I am sitting at the terminal at the Baghdad Airport. The C-130 leaves in a few hours. After that, I take my chances like anybody else on the commercial flight outta Kuwait to DC tonight. Since they (the airlines anyway) say that airline travel is safer than driving, and without wanting to tempt fate or in anyway jinx myself, I am betting I will be seeing you folks Stateside.
Actually because of the time difference, by the time you get this email, I should be peacefully picking my teeth at the D-FAC (see below) on Ali As-Saleem AB in Kuwait (definitely a rear area – no worries there).
If you do not support the war over here, just ask yourself if you would want to live in a country run by the ideas of such visionaries as Moqtada Al-Sadr (whom we just call “Mookie” over here) or Usama bin Laden (whom we call many things over here, none of which can I relate to this mixed audience). Whatever got us here, the mission is critical now to our country’s safety, and we owe this to the Iraqi people who have suffered so much under Hussein, and continue to suffer as it struggles to emerge from the chaos and repression of the previous regime, hampered by neighbors who will willingly supply weapons and men to instigate a civil war for the sole reason of embarrassing the United States. In this respect they are using the Iraqis and turning them on themselves as pawns in their own sick game.
When I arrived into the ITO, the battle was very much in the balance. The best we could do was hold the line, and our enemies seemed to be able to penetrate us at will. Thanks to the Surge, which we all wish was bigger than it was, and to the better strategy of the Coalition, we have been able to make significant progress. For the first time we are beginning to see light at the end of the tunnel. Probably the most significant change is that more and more, extremists are being marginalized, and the Iraqi Government is being seen as the legitimate solution by the Iraqi people themselves. Also, there are just more Iraqi Security Forces available to put down the bad guys.
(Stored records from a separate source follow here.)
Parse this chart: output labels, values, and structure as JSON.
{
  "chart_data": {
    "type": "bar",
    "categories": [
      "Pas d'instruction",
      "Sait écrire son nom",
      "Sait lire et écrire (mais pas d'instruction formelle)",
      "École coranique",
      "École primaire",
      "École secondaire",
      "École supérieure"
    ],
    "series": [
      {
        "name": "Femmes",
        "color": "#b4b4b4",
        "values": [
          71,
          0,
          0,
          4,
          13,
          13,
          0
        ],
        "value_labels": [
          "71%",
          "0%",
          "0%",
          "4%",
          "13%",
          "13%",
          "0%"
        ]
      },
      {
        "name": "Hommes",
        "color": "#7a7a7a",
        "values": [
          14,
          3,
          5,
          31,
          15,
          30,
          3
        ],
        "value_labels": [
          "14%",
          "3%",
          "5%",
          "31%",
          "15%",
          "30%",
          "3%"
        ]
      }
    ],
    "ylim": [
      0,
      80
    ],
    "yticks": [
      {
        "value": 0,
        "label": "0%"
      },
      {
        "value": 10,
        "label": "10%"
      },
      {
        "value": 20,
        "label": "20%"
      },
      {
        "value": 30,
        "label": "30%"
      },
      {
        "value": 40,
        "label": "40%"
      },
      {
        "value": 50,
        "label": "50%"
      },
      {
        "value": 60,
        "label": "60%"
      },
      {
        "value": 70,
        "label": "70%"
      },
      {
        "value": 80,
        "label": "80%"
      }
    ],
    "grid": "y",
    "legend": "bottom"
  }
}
There are still many problem areas, Baghdad is better, but still not secure. A few weeks ago the brave souls at the Embassy had to endure a barrage of mortars – about 35 total. Basrah is a total mess being run by the militias fighting over stolen oil. In the west and south though, despite some recent setbacks, the trend is definitely good.
ON THE LIGHTER SIDE
Despite the obvious drawbacks of service here, it has actually been a rewarding year. One thing that is funny out here is that this mission has forced so many totally dis-similar USG agencies, with totally different cultures to work together.
I thought that the State Department was bad for acronyms. I found out that we can’t hold a candle to the military that has an acronym for EVERYTHING. They can’t even eat without using an acronym – the mess hall, or chow hall for a Marine is called the D-FAC here, short for dining facility. I have used that one so much this past year that I am afraid of asking a friend to lunch at the State Department cafeteria and saying “let’s meet at the D-FAC!” Combat rations are called “C-RATs” (how in the world the military expects you to eat something with the word “rat” in it is beyond me), gym clothes are called “PTs,” a simple uniform is called a “DCU;” The list is endless! My personal favorite, one that actually makes sense is the acronym for the Point Of Origin site for a mortar or rocket attack. It is called a “POO” site. No comment. 😉
Getting to ride around in Blackhawks speeding at break-neck speed doing wild maneuvers with the wind rushing through your hair is definitely pretty cool The blacked-out midnight runs are the best. The novelty of riding like cargo, or better still, cattle in a C-130 got old 30 minutes into my first flight, but I am still glad I got the chance to do it. I won’t miss the corkscrew landings, but the two times I got to see those landings from the cockpit was definitely worth the ride.
I will miss the Italian Army I originally deployed with, and their nightly pizza parties – home made pizza in brick ovens – the real McCoy. I will miss their D-FAC more with its un-impressive, but nevertheless very welcome under the circumstances, wine list (no kidding!). They “TOA”ed out (I will leave you to figure that acronym out) in November and we were left trying to bootleg inferior Lebanese wine from Baghdad. Hell of a way to fight a war with inferior wine.
I will definitely miss the wonderful colleagues with whom I worked in Iraq, Richard my boss and dear friend, and Ken the USAID guy, and now dear friend who persevered through so much and managed to actually accomplish a lot together. My grief at our parting is much consoled by the fact that we will all be in DC together in a few weeks, and plan to get together as soon as possible. Huge kudos to both of you guys, and I will see you soon!
That’s all for now. Thank you all for your support with the emails, letters, and especially your prayers.